T&A Grocery & Carryout sold $1.29 million in the three years with the total prizes of $684,000.

The stores had an increase in sales from 2011 to 2012.

However, due to the recent opening of casinos and racinos, Ohio lottery sales are expected to decline.

“We projected a 5 percent decline in state sales across the board in fiscal year 2013 due to the opening of casinos in the state,” said Kilbane Seckers. “Instant sales, which make up more than half of our sales, are down 4.5 percent to date.
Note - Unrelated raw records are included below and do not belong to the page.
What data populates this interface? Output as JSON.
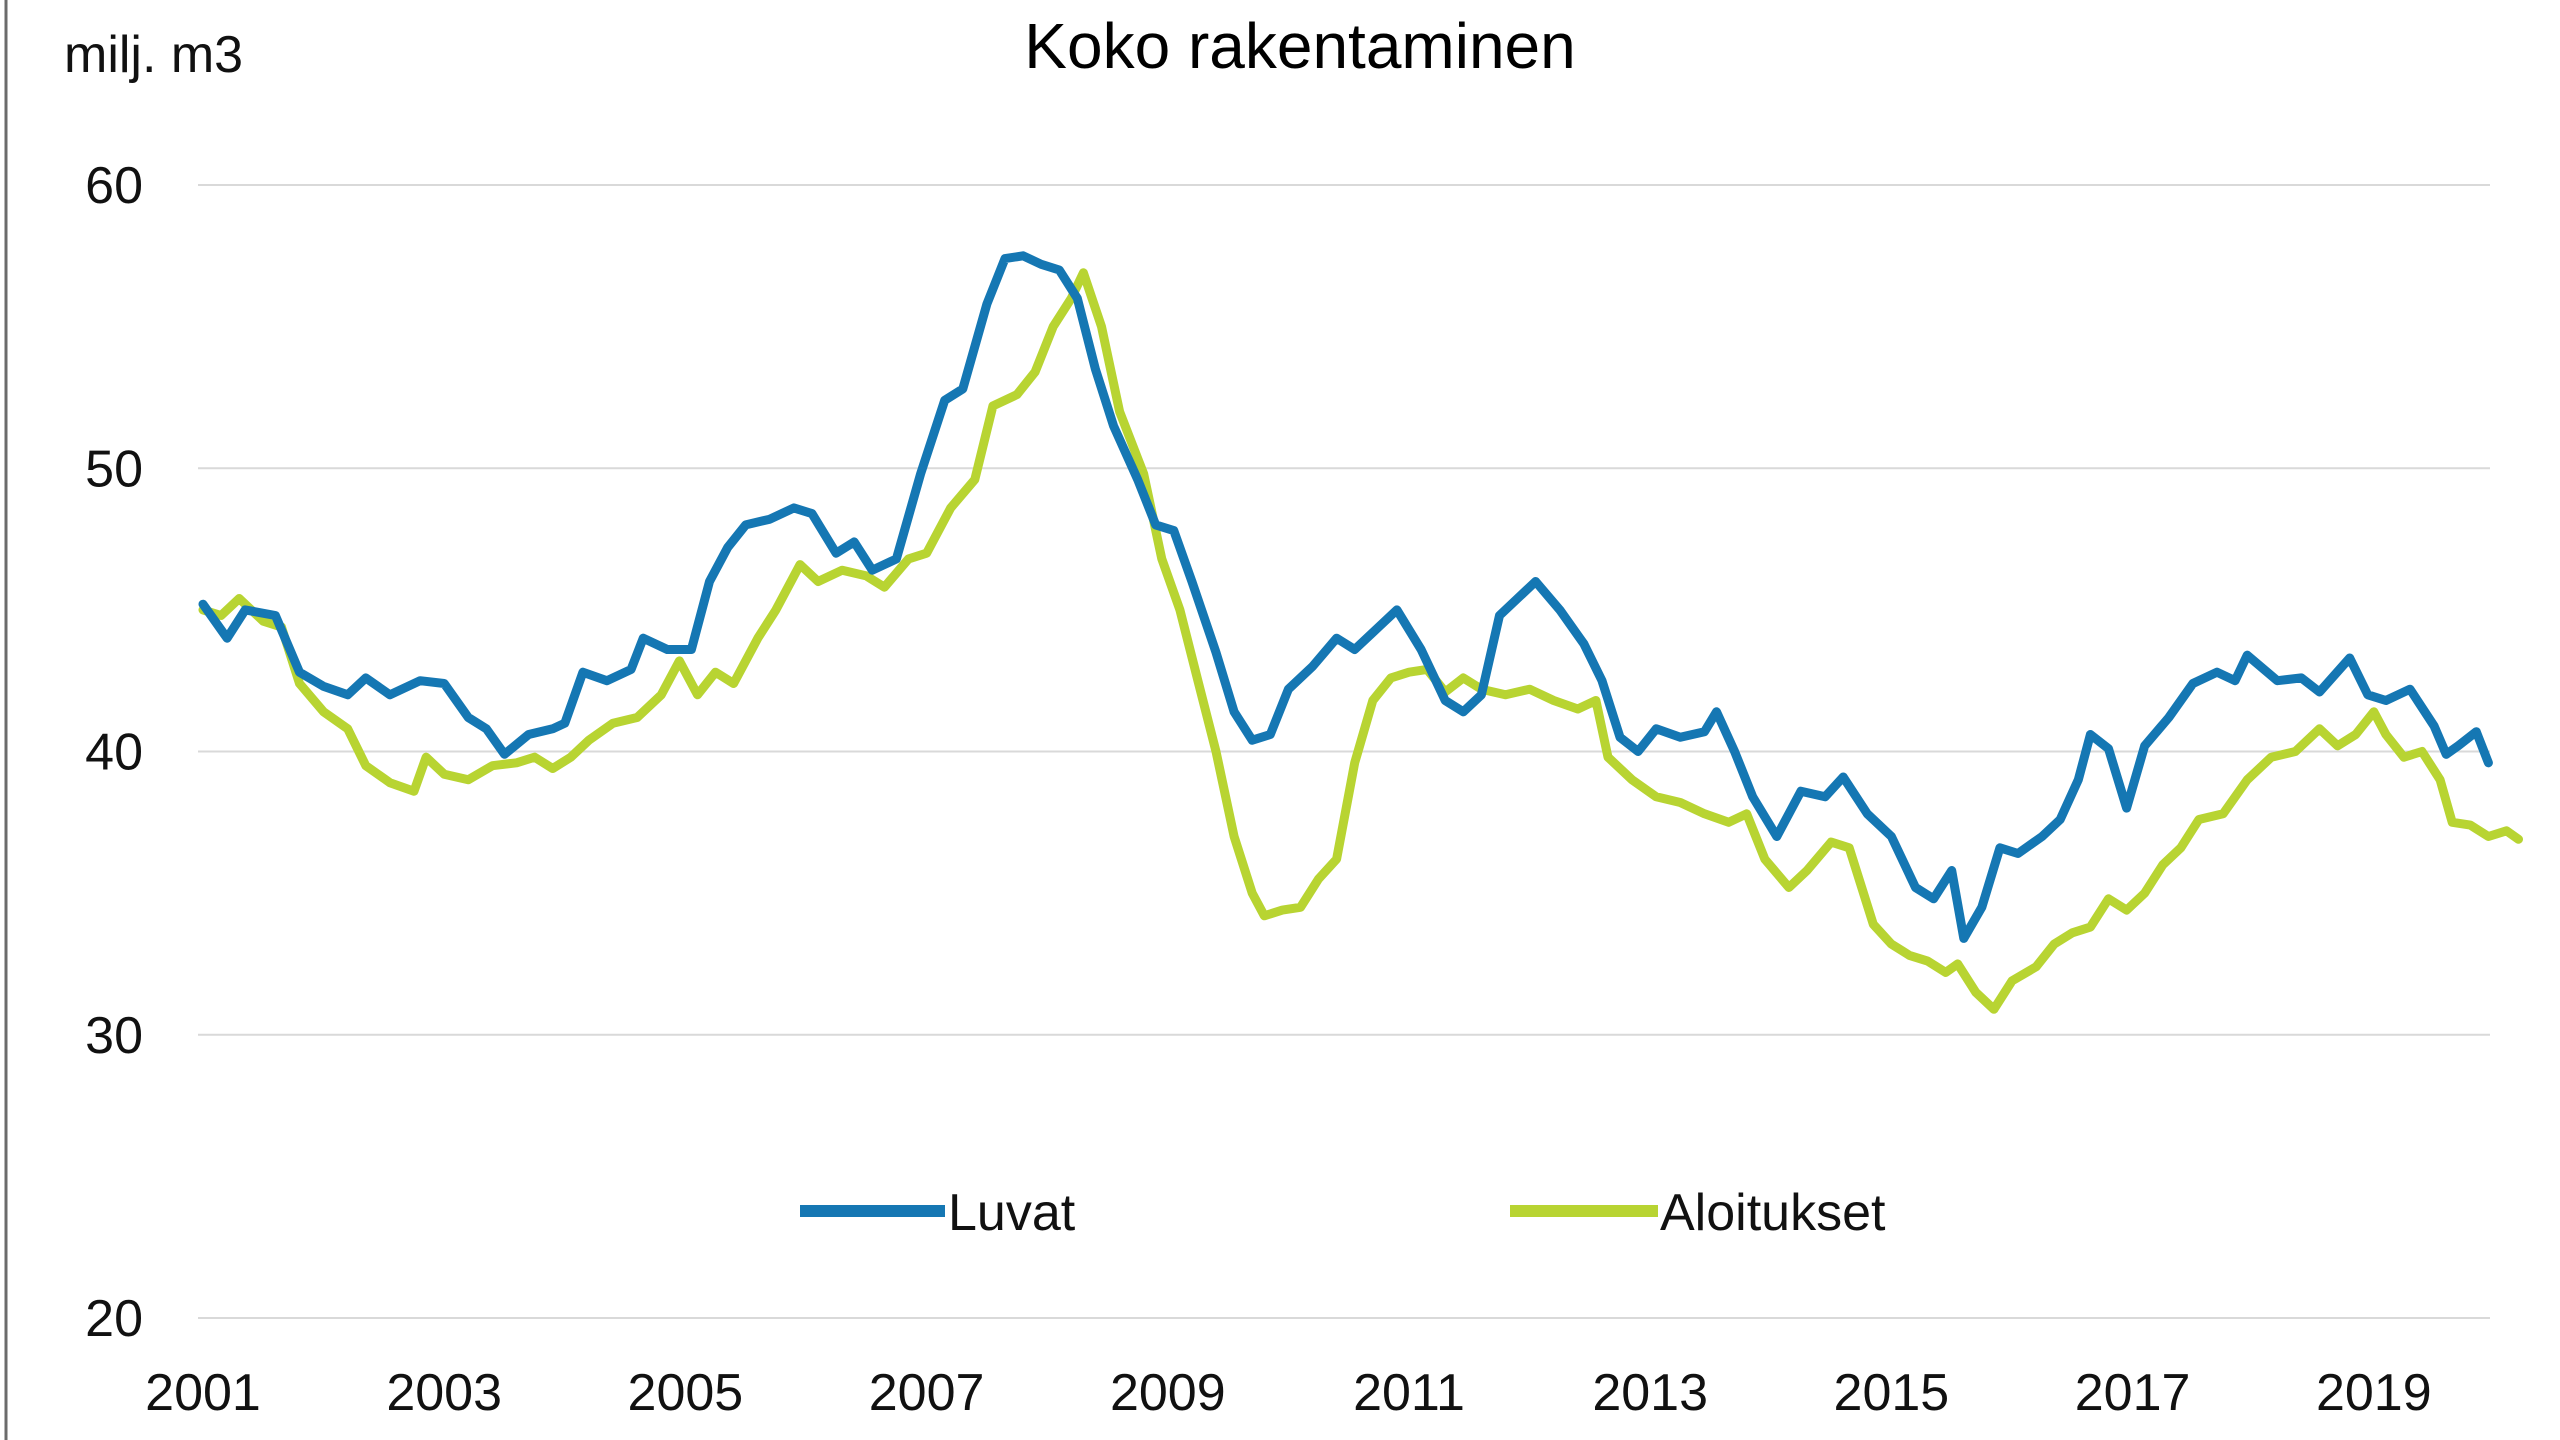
{
  "chart_data": {
    "type": "line",
    "title": "Koko rakentaminen",
    "ylabel": "milj. m3",
    "xlabel": "",
    "ylim": [
      20,
      60
    ],
    "xlim": [
      2001.0,
      2019.9
    ],
    "yticks": [
      "20",
      "30",
      "40",
      "50",
      "60"
    ],
    "xticks": [
      "2001",
      "2003",
      "2005",
      "2007",
      "2009",
      "2011",
      "2013",
      "2015",
      "2017",
      "2019"
    ],
    "grid": "horizontal",
    "legend_position": "bottom-center",
    "series": [
      {
        "name": "Luvat",
        "color": "#1577b3",
        "points": [
          [
            2001.0,
            45.2
          ],
          [
            2001.2,
            44.0
          ],
          [
            2001.35,
            45.0
          ],
          [
            2001.6,
            44.8
          ],
          [
            2001.8,
            42.8
          ],
          [
            2002.0,
            42.3
          ],
          [
            2002.2,
            42.0
          ],
          [
            2002.35,
            42.6
          ],
          [
            2002.55,
            42.0
          ],
          [
            2002.8,
            42.5
          ],
          [
            2003.0,
            42.4
          ],
          [
            2003.2,
            41.2
          ],
          [
            2003.35,
            40.8
          ],
          [
            2003.5,
            39.9
          ],
          [
            2003.7,
            40.6
          ],
          [
            2003.9,
            40.8
          ],
          [
            2004.0,
            41.0
          ],
          [
            2004.15,
            42.8
          ],
          [
            2004.35,
            42.5
          ],
          [
            2004.55,
            42.9
          ],
          [
            2004.65,
            44.0
          ],
          [
            2004.85,
            43.6
          ],
          [
            2005.05,
            43.6
          ],
          [
            2005.2,
            46.0
          ],
          [
            2005.35,
            47.2
          ],
          [
            2005.5,
            48.0
          ],
          [
            2005.7,
            48.2
          ],
          [
            2005.9,
            48.6
          ],
          [
            2006.05,
            48.4
          ],
          [
            2006.25,
            47.0
          ],
          [
            2006.4,
            47.4
          ],
          [
            2006.55,
            46.4
          ],
          [
            2006.75,
            46.8
          ],
          [
            2006.95,
            49.8
          ],
          [
            2007.15,
            52.4
          ],
          [
            2007.3,
            52.8
          ],
          [
            2007.5,
            55.8
          ],
          [
            2007.65,
            57.4
          ],
          [
            2007.8,
            57.5
          ],
          [
            2007.95,
            57.2
          ],
          [
            2008.1,
            57.0
          ],
          [
            2008.25,
            56.0
          ],
          [
            2008.4,
            53.5
          ],
          [
            2008.55,
            51.5
          ],
          [
            2008.75,
            49.6
          ],
          [
            2008.9,
            48.0
          ],
          [
            2009.05,
            47.8
          ],
          [
            2009.2,
            46.0
          ],
          [
            2009.4,
            43.5
          ],
          [
            2009.55,
            41.4
          ],
          [
            2009.7,
            40.4
          ],
          [
            2009.85,
            40.6
          ],
          [
            2010.0,
            42.2
          ],
          [
            2010.2,
            43.0
          ],
          [
            2010.4,
            44.0
          ],
          [
            2010.55,
            43.6
          ],
          [
            2010.75,
            44.4
          ],
          [
            2010.9,
            45.0
          ],
          [
            2011.1,
            43.6
          ],
          [
            2011.3,
            41.8
          ],
          [
            2011.45,
            41.4
          ],
          [
            2011.6,
            42.0
          ],
          [
            2011.75,
            44.8
          ],
          [
            2011.9,
            45.4
          ],
          [
            2012.05,
            46.0
          ],
          [
            2012.25,
            45.0
          ],
          [
            2012.45,
            43.8
          ],
          [
            2012.6,
            42.5
          ],
          [
            2012.75,
            40.5
          ],
          [
            2012.9,
            40.0
          ],
          [
            2013.05,
            40.8
          ],
          [
            2013.25,
            40.5
          ],
          [
            2013.45,
            40.7
          ],
          [
            2013.55,
            41.4
          ],
          [
            2013.7,
            40.0
          ],
          [
            2013.85,
            38.4
          ],
          [
            2014.05,
            37.0
          ],
          [
            2014.25,
            38.6
          ],
          [
            2014.45,
            38.4
          ],
          [
            2014.6,
            39.1
          ],
          [
            2014.8,
            37.8
          ],
          [
            2015.0,
            37.0
          ],
          [
            2015.2,
            35.2
          ],
          [
            2015.35,
            34.8
          ],
          [
            2015.5,
            35.8
          ],
          [
            2015.6,
            33.4
          ],
          [
            2015.75,
            34.5
          ],
          [
            2015.9,
            36.6
          ],
          [
            2016.05,
            36.4
          ],
          [
            2016.25,
            37.0
          ],
          [
            2016.4,
            37.6
          ],
          [
            2016.55,
            39.0
          ],
          [
            2016.65,
            40.6
          ],
          [
            2016.8,
            40.1
          ],
          [
            2016.95,
            38.0
          ],
          [
            2017.1,
            40.2
          ],
          [
            2017.3,
            41.2
          ],
          [
            2017.5,
            42.4
          ],
          [
            2017.7,
            42.8
          ],
          [
            2017.85,
            42.5
          ],
          [
            2017.95,
            43.4
          ],
          [
            2018.2,
            42.5
          ],
          [
            2018.4,
            42.6
          ],
          [
            2018.55,
            42.1
          ],
          [
            2018.8,
            43.3
          ],
          [
            2018.95,
            42.0
          ],
          [
            2019.1,
            41.8
          ],
          [
            2019.3,
            42.2
          ],
          [
            2019.5,
            40.9
          ],
          [
            2019.6,
            39.9
          ],
          [
            2019.7,
            40.2
          ],
          [
            2019.85,
            40.7
          ],
          [
            2019.95,
            39.6
          ]
        ]
      },
      {
        "name": "Aloitukset",
        "color": "#b8d432",
        "points": [
          [
            2001.0,
            45.0
          ],
          [
            2001.15,
            44.8
          ],
          [
            2001.3,
            45.4
          ],
          [
            2001.5,
            44.6
          ],
          [
            2001.65,
            44.4
          ],
          [
            2001.8,
            42.4
          ],
          [
            2002.0,
            41.4
          ],
          [
            2002.2,
            40.8
          ],
          [
            2002.35,
            39.5
          ],
          [
            2002.55,
            38.9
          ],
          [
            2002.75,
            38.6
          ],
          [
            2002.85,
            39.8
          ],
          [
            2003.0,
            39.2
          ],
          [
            2003.2,
            39.0
          ],
          [
            2003.4,
            39.5
          ],
          [
            2003.6,
            39.6
          ],
          [
            2003.75,
            39.8
          ],
          [
            2003.9,
            39.4
          ],
          [
            2004.05,
            39.8
          ],
          [
            2004.2,
            40.4
          ],
          [
            2004.4,
            41.0
          ],
          [
            2004.6,
            41.2
          ],
          [
            2004.8,
            42.0
          ],
          [
            2004.95,
            43.2
          ],
          [
            2005.1,
            42.0
          ],
          [
            2005.25,
            42.8
          ],
          [
            2005.4,
            42.4
          ],
          [
            2005.6,
            44.0
          ],
          [
            2005.75,
            45.0
          ],
          [
            2005.95,
            46.6
          ],
          [
            2006.1,
            46.0
          ],
          [
            2006.3,
            46.4
          ],
          [
            2006.5,
            46.2
          ],
          [
            2006.65,
            45.8
          ],
          [
            2006.85,
            46.8
          ],
          [
            2007.0,
            47.0
          ],
          [
            2007.2,
            48.6
          ],
          [
            2007.4,
            49.6
          ],
          [
            2007.55,
            52.2
          ],
          [
            2007.75,
            52.6
          ],
          [
            2007.9,
            53.4
          ],
          [
            2008.05,
            55.0
          ],
          [
            2008.2,
            56.0
          ],
          [
            2008.3,
            56.9
          ],
          [
            2008.45,
            55.0
          ],
          [
            2008.6,
            52.0
          ],
          [
            2008.8,
            49.8
          ],
          [
            2008.95,
            46.8
          ],
          [
            2009.1,
            45.0
          ],
          [
            2009.25,
            42.5
          ],
          [
            2009.4,
            40.0
          ],
          [
            2009.55,
            37.0
          ],
          [
            2009.7,
            35.0
          ],
          [
            2009.8,
            34.2
          ],
          [
            2009.95,
            34.4
          ],
          [
            2010.1,
            34.5
          ],
          [
            2010.25,
            35.5
          ],
          [
            2010.4,
            36.2
          ],
          [
            2010.55,
            39.6
          ],
          [
            2010.7,
            41.8
          ],
          [
            2010.85,
            42.6
          ],
          [
            2011.0,
            42.8
          ],
          [
            2011.15,
            42.9
          ],
          [
            2011.3,
            42.1
          ],
          [
            2011.45,
            42.6
          ],
          [
            2011.6,
            42.2
          ],
          [
            2011.8,
            42.0
          ],
          [
            2012.0,
            42.2
          ],
          [
            2012.2,
            41.8
          ],
          [
            2012.4,
            41.5
          ],
          [
            2012.55,
            41.8
          ],
          [
            2012.65,
            39.8
          ],
          [
            2012.85,
            39.0
          ],
          [
            2013.05,
            38.4
          ],
          [
            2013.25,
            38.2
          ],
          [
            2013.45,
            37.8
          ],
          [
            2013.65,
            37.5
          ],
          [
            2013.8,
            37.8
          ],
          [
            2013.95,
            36.2
          ],
          [
            2014.15,
            35.2
          ],
          [
            2014.3,
            35.8
          ],
          [
            2014.5,
            36.8
          ],
          [
            2014.65,
            36.6
          ],
          [
            2014.85,
            33.9
          ],
          [
            2015.0,
            33.2
          ],
          [
            2015.15,
            32.8
          ],
          [
            2015.3,
            32.6
          ],
          [
            2015.45,
            32.2
          ],
          [
            2015.55,
            32.5
          ],
          [
            2015.7,
            31.5
          ],
          [
            2015.85,
            30.9
          ],
          [
            2016.0,
            31.9
          ],
          [
            2016.2,
            32.4
          ],
          [
            2016.35,
            33.2
          ],
          [
            2016.5,
            33.6
          ],
          [
            2016.65,
            33.8
          ],
          [
            2016.8,
            34.8
          ],
          [
            2016.95,
            34.4
          ],
          [
            2017.1,
            35.0
          ],
          [
            2017.25,
            36.0
          ],
          [
            2017.4,
            36.6
          ],
          [
            2017.55,
            37.6
          ],
          [
            2017.75,
            37.8
          ],
          [
            2017.95,
            39.0
          ],
          [
            2018.15,
            39.8
          ],
          [
            2018.35,
            40.0
          ],
          [
            2018.55,
            40.8
          ],
          [
            2018.7,
            40.2
          ],
          [
            2018.85,
            40.6
          ],
          [
            2019.0,
            41.4
          ],
          [
            2019.1,
            40.6
          ],
          [
            2019.25,
            39.8
          ],
          [
            2019.4,
            40.0
          ],
          [
            2019.55,
            39.0
          ],
          [
            2019.65,
            37.5
          ],
          [
            2019.8,
            37.4
          ],
          [
            2019.95,
            37.0
          ],
          [
            2020.1,
            37.2
          ],
          [
            2020.2,
            36.9
          ]
        ]
      }
    ]
  }
}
Overall, lottery sales are essentially flat, down 1.6 percent.”

According to Kilbane Seckers, stores earn a statewide average of 6.2 percent in commissions on sales and for cashing tickets. The rest of the proceeds from lottery sales, by state law, are used for education purposes in Ohio.

When the jackpot was up, Patel’s store sold $10,000 in Mega Million tickets in just one day.

Plum Food Mart has a section just for the lottery and has regulars that come in multiple times a week just to buy tickets and play games.

Patel says customers come in daily.

“I play the Pick 3 and Pick 4 everyday,” said Sylvester White, a regular customer at Plum Food Mart.

The most White has won is $5,000.

Russell Hoffett is another regular customer. He comes in by the week to buy tickets, hoping to win the millions that everyone desires to have.

“This is the luckiest place in Clark County. People always win from here,” said Patel.

A little over two years ago, Cole Barker, who works at Greenon Local Schools as a technology director, won $2 million from Patel’s store.

Barker was asked to try out a new lottery ticket and thought to himself that $20 was a lot of money for one ticket, but he did it, not knowing the luck he was about to have.

“Life was good before I hit the lottery. It’s just icing on the cake,” said Barker.

After winning the $2 million, Barker has also won more than $22,000 from Plum Food Mart.

Ohio has only had two Powerball jackpot winners, both in 2010 from the Columbus and Toledo areas, but has had 17 $1 million to $2 million Powerball prizes since 2012.

The Ohio Lottery says it awards close to 10 million prizes each month, usually $100 or less.

The website has a “lucky store” locator that shows lottery players where tickets worth $1 million have been sold since 2011.